Perhaps some part of Ma's celebrity can also be attributed to his deep understanding—one shared by those aforementioned maestros—that classical music doesn't exist in a vacuum. Bernstein mingled with the Black Panthers and pioneered television broadcasts of his art form, peeling back its veneer of elitism to appeal to a wider audience—and earning several Emmys for his endeavors. Dudamel's charismatic vibrance and cinematic flair has catapulted him to the pinnacle of superstardom, but even from up there he remains a champion for young talent and new music.
Weaving melodic threads between classical music and other forms of art and beauty, whether it's culture, nature, or philosophy, is Ma's forte. In 1998 he founded Silkroad, a collective for intercultural collaboration, and in 2000 he created the Silkroad Ensemble, which is comprised of artists from Syria to Japan. Last year, he launched Our Common Nature and traveled around the country to work with local talent to stage pop-up concerts, talks, and readings at national parks like the Grand Canyon and the Great Smoky Mountains, delighting many a surprised hiker along the way.
If Our Common Nature is a contemplation of his metier in the context of the external world, Ma's latest project, Music Art Life, explores where it stands at the intersection of existential thought. For the virtual series, which launches May 1 (register here), he has turned to a roster of thinkers, including Krista Tippett, journalist and host of the podcast On Being, Adam Grant, psychologist and author of Think Again, and Baratunde Thurston, comedian, critic, and founding partner of Puck, for conversations and programs centered on the art of living. "Having different views of the world from people who are so good at looking at it from a particular perspective is what gives the richness in life," Ma tells T&C. "How do they practice life? How do they deal with the same issues that musicians deal with? What kinds of conclusions do they come to? Because that's what we're all trying to seek."

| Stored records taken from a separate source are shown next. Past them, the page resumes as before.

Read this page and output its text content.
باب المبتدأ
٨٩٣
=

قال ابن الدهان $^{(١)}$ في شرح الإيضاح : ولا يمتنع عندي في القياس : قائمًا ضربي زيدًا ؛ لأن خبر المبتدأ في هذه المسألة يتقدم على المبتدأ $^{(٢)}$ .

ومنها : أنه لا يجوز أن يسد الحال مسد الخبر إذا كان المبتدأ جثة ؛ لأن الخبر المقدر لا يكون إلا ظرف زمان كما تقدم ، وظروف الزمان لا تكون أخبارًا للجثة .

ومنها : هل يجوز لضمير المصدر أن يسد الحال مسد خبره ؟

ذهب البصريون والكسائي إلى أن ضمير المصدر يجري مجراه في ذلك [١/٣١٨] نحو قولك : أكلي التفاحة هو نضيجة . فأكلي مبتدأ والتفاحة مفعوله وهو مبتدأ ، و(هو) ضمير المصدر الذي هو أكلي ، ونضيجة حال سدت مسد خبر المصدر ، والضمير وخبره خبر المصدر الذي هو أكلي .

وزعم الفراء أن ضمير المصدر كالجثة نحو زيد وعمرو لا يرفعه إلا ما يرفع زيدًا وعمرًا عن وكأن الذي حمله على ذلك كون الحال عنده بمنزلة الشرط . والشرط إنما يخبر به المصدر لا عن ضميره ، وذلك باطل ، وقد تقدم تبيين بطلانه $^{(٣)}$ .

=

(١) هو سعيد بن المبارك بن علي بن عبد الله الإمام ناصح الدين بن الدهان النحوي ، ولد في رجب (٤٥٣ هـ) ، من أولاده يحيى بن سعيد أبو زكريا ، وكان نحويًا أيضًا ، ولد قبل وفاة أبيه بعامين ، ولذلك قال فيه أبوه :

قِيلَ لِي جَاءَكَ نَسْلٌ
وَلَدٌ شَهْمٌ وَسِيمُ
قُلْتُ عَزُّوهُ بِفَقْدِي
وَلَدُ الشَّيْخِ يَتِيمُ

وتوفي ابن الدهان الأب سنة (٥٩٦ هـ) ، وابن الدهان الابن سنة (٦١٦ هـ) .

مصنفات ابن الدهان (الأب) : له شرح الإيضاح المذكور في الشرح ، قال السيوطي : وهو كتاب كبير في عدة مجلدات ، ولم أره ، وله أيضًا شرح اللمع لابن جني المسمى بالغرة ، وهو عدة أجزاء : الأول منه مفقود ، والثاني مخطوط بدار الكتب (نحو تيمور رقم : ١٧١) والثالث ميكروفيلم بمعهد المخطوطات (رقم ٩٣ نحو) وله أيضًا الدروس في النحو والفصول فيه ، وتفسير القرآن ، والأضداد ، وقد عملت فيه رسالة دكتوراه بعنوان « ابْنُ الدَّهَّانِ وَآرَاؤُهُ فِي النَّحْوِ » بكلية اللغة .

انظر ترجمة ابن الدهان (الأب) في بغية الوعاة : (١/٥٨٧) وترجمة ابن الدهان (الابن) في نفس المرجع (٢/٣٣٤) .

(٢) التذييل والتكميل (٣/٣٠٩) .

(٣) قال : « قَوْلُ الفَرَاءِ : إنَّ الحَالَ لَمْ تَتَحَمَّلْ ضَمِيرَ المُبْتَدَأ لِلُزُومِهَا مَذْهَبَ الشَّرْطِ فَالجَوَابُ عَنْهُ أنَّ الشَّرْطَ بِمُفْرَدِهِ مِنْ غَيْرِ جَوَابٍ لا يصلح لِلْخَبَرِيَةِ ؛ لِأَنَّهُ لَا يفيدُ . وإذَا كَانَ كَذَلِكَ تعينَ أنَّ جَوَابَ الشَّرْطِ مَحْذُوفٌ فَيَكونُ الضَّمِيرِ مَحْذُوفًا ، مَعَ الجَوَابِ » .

Music (and the mentorship of young cellists) will be the anchor, specifically one work: J.S. Bach's six Cello Suites. Not only have they been staples of Ma's repertoire—and a beautifully lyrical source of calm and serenity—since he picked up the instrument more than 60 years ago, but they proved to be a perfect instruction manual for the topic at hand. "These are pieces that I've played forever and they have been the lens that I've used to start exploring the world," he says. "You can get depth, and complexity, and simplicity at the same time."
Spend enough time with the suites, as Ma has, and there are many life lessons—on decision-making, acceptance, finding calm in a hectic world, embracing joy—wrapped up in a single opus. That's the genius of Bach, who Ma calls an artist-scientist. "On the one hand he's totally empathetic to the human condition, like your favorite uncle who will listen to anything that you have to say without judgment," he says. "The other part of him is very meticulous and analytical. All-accepting, but still clear-eyed."
Since he was 5, these pieces have brought comfort. Over the years, Ma discovered deeper layers to connect the music to existence. "More and more lately, I've been thinking it's almost like the practice of life," he says. "All the things we go through daily, you make so many decisions from the moment you wake up that lead you toward a certain direction. And these are the same types of decisions you make when you play a piece of music. Playing Bach makes me think like that."
Then there is the transcendent power of music, whose importance now more than ever can't be overstated. "I think that music actually allows you to get out of those societal pressures, that there's something greater than that, and that we can actually get beyond that," Ma says. "Bach allows you to find a way to tune your brain to that way of thinking, that gives you that freedom of being." We're listening.